Abstract
This paper will explore works by major twentieth-century French theorists, Claude Lévi-Strauss and Georges Dumézil. In Totem and Taboo and The Savage Mind, Lévi-Strauss contrasts caste with totemism by arguing that caste naturalizes the essence of culturally constructed differences between human beings, whereas totemism confers cultural-spiritual signification to inanimate natural object-representations of animals to organize human relations. The distinction is not based on polar opposites, but, instead, produces asymmetric effects. In his comparative mythological and linguistic studies, Dumézil argues that caste in ancient Hindu epics inverts the order of sovereignty and the priestly caste, whereby the latter's hereditary succession legitimates sovereignty, not the other way around; he compares and contrasts this dynamic with ancient Roman and Persian forms. The relation between sovereignty and sacral caste is an inversion of blood sacrifice in terms of perpetuity via cycles of reincarnation, the hallmark of the Hindu metaphysics of caste.
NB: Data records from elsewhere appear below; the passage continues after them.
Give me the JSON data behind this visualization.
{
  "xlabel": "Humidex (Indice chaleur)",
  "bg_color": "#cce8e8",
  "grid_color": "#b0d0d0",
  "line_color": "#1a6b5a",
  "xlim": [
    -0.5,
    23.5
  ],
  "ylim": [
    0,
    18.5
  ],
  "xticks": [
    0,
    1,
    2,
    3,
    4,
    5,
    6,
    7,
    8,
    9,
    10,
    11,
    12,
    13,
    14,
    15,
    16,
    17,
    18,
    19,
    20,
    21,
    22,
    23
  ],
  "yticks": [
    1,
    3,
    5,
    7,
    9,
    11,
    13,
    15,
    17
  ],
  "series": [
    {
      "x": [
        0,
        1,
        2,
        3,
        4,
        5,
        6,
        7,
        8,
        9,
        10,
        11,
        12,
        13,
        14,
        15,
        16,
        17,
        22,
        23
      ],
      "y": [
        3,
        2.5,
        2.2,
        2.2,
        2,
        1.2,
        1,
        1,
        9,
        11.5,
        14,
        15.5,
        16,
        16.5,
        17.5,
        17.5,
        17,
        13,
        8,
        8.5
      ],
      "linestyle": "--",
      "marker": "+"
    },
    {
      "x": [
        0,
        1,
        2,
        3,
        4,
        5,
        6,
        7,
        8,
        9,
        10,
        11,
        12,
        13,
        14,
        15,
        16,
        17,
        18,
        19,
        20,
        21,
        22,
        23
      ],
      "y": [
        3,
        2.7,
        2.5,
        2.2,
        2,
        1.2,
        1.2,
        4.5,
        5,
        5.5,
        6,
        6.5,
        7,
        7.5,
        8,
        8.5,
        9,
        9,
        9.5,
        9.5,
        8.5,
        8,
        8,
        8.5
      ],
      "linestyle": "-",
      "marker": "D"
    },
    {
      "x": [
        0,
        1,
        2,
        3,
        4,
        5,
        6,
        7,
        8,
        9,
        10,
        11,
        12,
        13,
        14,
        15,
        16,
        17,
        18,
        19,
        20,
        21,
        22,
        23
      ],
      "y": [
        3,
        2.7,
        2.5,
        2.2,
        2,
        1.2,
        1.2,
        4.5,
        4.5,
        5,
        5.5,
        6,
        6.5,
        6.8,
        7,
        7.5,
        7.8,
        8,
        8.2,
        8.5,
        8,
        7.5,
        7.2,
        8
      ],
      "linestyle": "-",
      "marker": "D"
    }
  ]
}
This paper will argue that Lévi-Strauss and Dumézil's ideas can be synthesized into a deeper metaphysical investigation of the hidden origins of caste: where caste is a self-justifying deviation of our human essence in the attempt to artificially divide human beings according to sovereign notions of purity that are, paradoxically, arbitrary and transcendental at the same time. We can then speculate on ways to overcome this polar deviation to achieve equality and dignity in caste-based societies through the elimination of caste and indigenous peoples’ oppressions. The highest goal would be the eradication of caste itself in democratic societies, which is to fulfill the legacy of Dr. B.R. Ambedkar.
In order to fully develop insights that go beyond Lévi-Strauss and Dumézil, we will turn to Bataille’s works on the state of ‘immanence and animality’ in his posthumously published Theory of Religion, which predates our modern capitalist military-industrial complex. Furthermore, by reading Derrida on Bataille, we will develop our own thesis about caste as that which transcends both precolonial indigenous forms and postcolonial manifestations of rapidly evolving hierarchic formations that blur distinctions between the precolonial, colonial, and postcolonial epochal timeframes. This is so, particularly, in the current global capitalist context, where neither the West nor East dominate. The interrelations between caste, nature, sovereignty, and historical time have to be thought through in a more primordial philosophical manner. The goal is to reimagine a relationship to nature in which caste is completely ‘annihilated’ to go back to Ambedkar’s lifelong quest.